Title: Coal Bed Methane Content Determined with Mudlogging Methods
Speaker: William Sterling Donovan, Donovan Brothers Inc.,
Date: November 16, 2001
Publication: The Outcrop, November 2001, p. 5, 8
As the pace of Coal Bed Methane (CBM) exploration has increased, the need for an effective and economic method of formation evaluation has become apparent. Currently four methods are used as CBM formation evaluation tools. Two of these evaluation techniques rely on coring while a third involves pilot production tests. A discussion of the relative merits and the reasons for conflicting gas content results from the four evaluation techniques will be presented. Mudlogging as a method of CBM formation evaluation is reliable, quick and inexpensive. The mudlogging gas content method presented is currently being used to effectively evaluate CBM potential. Other mudlogging techniques from the use of raw data to the other simple normalization techniques are shown to be inadequate.
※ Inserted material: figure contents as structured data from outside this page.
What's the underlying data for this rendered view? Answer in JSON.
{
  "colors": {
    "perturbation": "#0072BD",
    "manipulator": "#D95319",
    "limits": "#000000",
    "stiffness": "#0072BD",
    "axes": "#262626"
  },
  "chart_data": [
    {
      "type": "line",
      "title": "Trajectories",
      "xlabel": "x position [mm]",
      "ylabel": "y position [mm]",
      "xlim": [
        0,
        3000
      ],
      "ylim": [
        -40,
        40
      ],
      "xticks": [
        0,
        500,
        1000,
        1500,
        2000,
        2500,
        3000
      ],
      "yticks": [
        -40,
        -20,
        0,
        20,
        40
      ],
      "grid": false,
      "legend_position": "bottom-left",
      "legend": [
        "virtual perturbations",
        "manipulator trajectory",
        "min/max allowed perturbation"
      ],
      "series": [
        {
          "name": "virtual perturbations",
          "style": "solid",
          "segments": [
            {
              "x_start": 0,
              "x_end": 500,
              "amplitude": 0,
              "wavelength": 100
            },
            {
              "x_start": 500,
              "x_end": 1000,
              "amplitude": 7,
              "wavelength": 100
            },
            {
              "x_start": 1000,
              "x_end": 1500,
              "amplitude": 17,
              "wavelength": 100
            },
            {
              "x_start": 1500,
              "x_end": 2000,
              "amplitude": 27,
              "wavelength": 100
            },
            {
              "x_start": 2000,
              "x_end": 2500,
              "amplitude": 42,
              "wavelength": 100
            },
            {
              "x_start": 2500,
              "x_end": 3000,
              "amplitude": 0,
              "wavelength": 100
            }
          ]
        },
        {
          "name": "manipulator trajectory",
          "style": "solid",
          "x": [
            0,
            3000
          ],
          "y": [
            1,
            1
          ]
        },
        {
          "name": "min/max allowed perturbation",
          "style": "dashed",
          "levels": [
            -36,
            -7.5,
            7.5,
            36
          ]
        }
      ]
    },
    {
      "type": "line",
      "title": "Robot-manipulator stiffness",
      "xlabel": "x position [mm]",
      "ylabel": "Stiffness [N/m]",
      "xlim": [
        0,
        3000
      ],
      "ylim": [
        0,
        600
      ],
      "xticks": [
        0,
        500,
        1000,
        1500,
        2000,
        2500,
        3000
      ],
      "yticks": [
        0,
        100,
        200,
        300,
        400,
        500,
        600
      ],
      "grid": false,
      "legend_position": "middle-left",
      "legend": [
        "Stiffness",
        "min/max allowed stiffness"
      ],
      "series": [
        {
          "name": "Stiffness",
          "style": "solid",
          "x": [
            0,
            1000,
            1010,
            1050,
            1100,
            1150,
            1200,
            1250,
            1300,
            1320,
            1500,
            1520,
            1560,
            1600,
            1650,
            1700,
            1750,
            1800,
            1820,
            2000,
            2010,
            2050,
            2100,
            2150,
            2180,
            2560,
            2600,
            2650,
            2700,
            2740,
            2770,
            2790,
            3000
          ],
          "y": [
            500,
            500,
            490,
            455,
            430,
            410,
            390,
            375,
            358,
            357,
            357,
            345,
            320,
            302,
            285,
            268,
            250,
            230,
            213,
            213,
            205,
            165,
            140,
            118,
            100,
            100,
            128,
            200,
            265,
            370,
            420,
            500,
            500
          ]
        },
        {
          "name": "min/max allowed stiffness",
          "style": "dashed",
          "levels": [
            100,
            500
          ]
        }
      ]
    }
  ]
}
Data comparing initial gas and water production data to mudlogging gas content values is presented. Not all coals contain methane and large lateral variations in gas content exist in individual coal seams. 75% of the coal bed methane production in the San Juan Basin comes from 35% of the wells on 5% of the acreage. Thus, even in areas with relatively well known CBM potential, location-specific data is essential.
The desorption isotherm is used to determine the rapidity of desorption from cuttings. The size of the cuttings affects the desorption rate and can be determined by the drilling parameters. Bit type, rotary speed and weight on bit can be controlled to produce optimal cutting size and results. How to calculate gas content for both air and mud-drilled holes is discussed. The influence of both adsorbed gas and “free gas” on gas content measurement will be discussed. Simple methods to determine the relative contribution of adsorbed gas or free gas are presented.
Methods to optimize the data gathered either from air drilling or mud drilling will be explored. Choosing to mud drill or air drill depends on whether the presence of gas or permeability is the key exploration parameter. Some examples of the gas readings in units for both air and mud systems will be presented to indicate the difficulty of using raw mudlogging gas data. Raw mudlogging gas readings are affected by the drilling fluid, hole size, drilling rate, compressor or mud pump rate, flow line gas loss, gas trap efficiency and gas sensor non linearity. The importance of using carbide lags to normalize these factors and other vagaries in the measurement system will be stressed.
Common operational difficulties and their solutions will be discussed. Problems include under-sized pumps and compressors, lost circulation, erratic mud pumps, balled bits, high mud viscosity and high mud gas. Generally, good drilling practices with properly sized pumps will alleviate any problems. Drilling with water or very lightly treated mud and circulating while the mud is thinned can also overcome the problems.